61 - Yang Aku Inginkan

1.6K 123 11
                                    

Hiruk-piruk Macau dengan segala hiburan dan kemegahan gedung mencakar langitnya yang tak pernah burujung menyentuh langit menjadi pusat dari segala esensial duniawi yang sebenarnya. Setiap penjuru kota tak henti gelap, mengerlipkan cahaya bahkan kembang api pun yang selalu menghias langit Macau setiap pukul tengah malam kalah meriah dari sorakan orang-orang yang masih sibuk mencari kesenangan tanpa kenal waktu. Tampak sibuk dan padat, itulah kesan yang diberikan kota manja satu ini tanpa pamrih menilai pengunjungnya.

Mari tinggalkan kebisingan di luar sana, dan memasuki atmosfer salah satu restoran berbintang di tengah-tengah pusat kota yang berdiri kokoh dengan arsitektur barat penuh kemegahan. Semuanya kelihatan normal saja namun tidak untuk salah satu ruang VIP yang ada di lantai paling teratas. Gelas yang telah terisi penuh oleh wine serta jenis makan malam yang tersaji di atas meja terasa hambar dengan cekamnya suasana saling tatap antara Aldarich sang penguasa De Luca dan saingan bisnisnya Adibrata.

Dari pada di bilang makan malam, keduanya lebih kelihatan ingin saling membunuh, hal itu tidak bisa di pungkiri dengan eksistensi para penjaga masing-masing dari mereka yang berdiri di belakang dan jika di hitung kisarannya bisa mencapai dua puluh orang lengkap dengan senjata yang di simpan dibalik punggung. Jika salah satu dari mereka melakukan kesalahan bisa jadi malam ini akan menjadi tragedi penuh darah akan aksi saling baku tembak.

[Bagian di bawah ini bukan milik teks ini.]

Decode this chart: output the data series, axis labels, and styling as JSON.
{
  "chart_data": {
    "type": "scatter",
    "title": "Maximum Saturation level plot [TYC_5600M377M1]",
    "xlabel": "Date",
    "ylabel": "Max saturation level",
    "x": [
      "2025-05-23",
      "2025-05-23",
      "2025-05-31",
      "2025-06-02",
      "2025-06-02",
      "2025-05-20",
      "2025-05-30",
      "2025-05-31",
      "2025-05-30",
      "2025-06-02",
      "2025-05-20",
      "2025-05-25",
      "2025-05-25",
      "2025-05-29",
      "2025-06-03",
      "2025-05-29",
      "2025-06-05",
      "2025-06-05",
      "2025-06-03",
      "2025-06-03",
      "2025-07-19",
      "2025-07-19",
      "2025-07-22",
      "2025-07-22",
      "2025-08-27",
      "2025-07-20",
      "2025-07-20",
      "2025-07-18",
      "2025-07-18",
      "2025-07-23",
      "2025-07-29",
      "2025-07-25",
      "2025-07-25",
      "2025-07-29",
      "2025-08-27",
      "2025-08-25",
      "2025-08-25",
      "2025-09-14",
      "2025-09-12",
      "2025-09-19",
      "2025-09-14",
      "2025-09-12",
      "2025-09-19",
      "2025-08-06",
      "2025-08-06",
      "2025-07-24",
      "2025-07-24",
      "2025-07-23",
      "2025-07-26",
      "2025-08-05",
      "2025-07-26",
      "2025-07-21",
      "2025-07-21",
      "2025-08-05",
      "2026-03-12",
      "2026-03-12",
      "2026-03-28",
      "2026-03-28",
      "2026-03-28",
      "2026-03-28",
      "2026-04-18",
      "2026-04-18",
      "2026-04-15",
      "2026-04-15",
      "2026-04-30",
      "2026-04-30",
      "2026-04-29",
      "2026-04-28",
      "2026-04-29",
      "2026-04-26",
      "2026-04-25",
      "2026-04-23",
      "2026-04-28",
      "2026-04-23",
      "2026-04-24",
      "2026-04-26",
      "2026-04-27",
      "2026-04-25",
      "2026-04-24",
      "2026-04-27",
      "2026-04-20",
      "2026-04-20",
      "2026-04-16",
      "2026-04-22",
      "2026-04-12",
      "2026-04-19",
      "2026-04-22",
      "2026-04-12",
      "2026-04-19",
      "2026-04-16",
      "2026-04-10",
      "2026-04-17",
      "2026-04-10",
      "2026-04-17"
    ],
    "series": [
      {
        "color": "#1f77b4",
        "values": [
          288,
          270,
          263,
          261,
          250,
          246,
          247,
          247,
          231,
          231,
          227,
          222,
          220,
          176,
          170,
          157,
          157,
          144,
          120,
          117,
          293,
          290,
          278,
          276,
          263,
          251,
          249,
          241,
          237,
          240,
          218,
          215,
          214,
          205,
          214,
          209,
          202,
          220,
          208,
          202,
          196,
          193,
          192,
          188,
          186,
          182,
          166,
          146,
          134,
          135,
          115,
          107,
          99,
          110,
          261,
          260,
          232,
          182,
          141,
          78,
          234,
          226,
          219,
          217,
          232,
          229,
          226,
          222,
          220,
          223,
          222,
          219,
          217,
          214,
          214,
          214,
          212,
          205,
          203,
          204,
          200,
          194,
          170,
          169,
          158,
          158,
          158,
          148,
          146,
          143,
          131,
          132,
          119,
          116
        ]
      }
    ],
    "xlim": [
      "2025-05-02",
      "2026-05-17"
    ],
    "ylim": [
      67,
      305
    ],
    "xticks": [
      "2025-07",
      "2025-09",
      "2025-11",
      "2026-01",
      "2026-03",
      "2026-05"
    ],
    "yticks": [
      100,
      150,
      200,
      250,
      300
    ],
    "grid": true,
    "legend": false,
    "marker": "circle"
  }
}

Bisnis, memang bisa semenyeramkan itu kawan.

Papan catur di tengah-tengah meja seolah menjadi pusat perhatian bagi Aldarich maupun Adibrata. Mereka sibuk terhanyut dalam permainan yang sudah berlangsung hampir tiga puluh menit namun tidak menjadi tujuan utama dari alasan pertemuan ini diadakan, keduanya hanya saling menutupi dibalik topeng kekejam dan hasrat ingin saling menjatuhkan satu sama lain.

"Aku dengar istrimu sudah siuman?" Adibrata menyeringai sembari memindahkan pion caturnya.

Aldarich tetap kelihatan tenang. "Dan aku dengar anakmu sudah dimasukan ke neraka?"

Sekretaris Aldarich yang berdiri di sebelahnya sontak ingin tertawa namun dia tahan dengan senyuman. Adibrata sendiri mengepalkan tangannya begitu mendengar lelucon yang di lontarkan Aldarich, dia tidak terima anaknya yang telah meninggal di perlakukan seperti demikian.

Aldarich tersenyum tipis. "Tenanglah Adibrata, kamu terlalu tegang untuk seukuran orang yang sedang main catur. Kenapa? Kamu takut kalah?"

"Aku tidak yakin kamu bisa tenang di menit berikutnya Aldarich, jadi jangan sia-siakan kesempatanmu."

"Kamu terlalu fokus ke hal pribadi," Aldarich menghela nafas. "Kamu tau sendiri, waktuku sangat berharga kenapa harus bahas sesuatu yang membosankan, kenapa tidak kita bahas soal kesepakatanmu untuk angkat kaki dan mengangkat semua sahammu dari Unionpay."

Unionpay adalah salah satu perusahaan raksasa di Macau yang berbasis di bidang Fintech. Tujuan Aldarich menerima pertemuan dengan Adibrata karena dia ingin bernegosiasi dan kalau perlu menyingkirkan Adibrata dengan segala sahamnya agar bisa tidak mengambil peran dengan mega proyek yang ditawarkan Unionpay.

"Ambisius seperti biasa." Adibrata menyatukan jari-jarinya di atas meja. "Bagaimana kalau aku sarankan kamu kembali ke Indonesia, dan melihat istri tercintamu. Mumpung dia masih hidup."

"Kamu tidak perlu repot-repot memberi saran, bahkan anakku bisa mengurus hal sepele seperti ini."

"Sepele?"

"Ya. Kamu hanya salah satu dari sekian banyak serangga yang lewat, bahkan tanpa aku turun tangan pun anakku juga bisa menyelesaikannya dengan mata tertutup. Jadi kamu bisa fokus ke masalah kita berdua saja. By the way, itu saranku untukmu."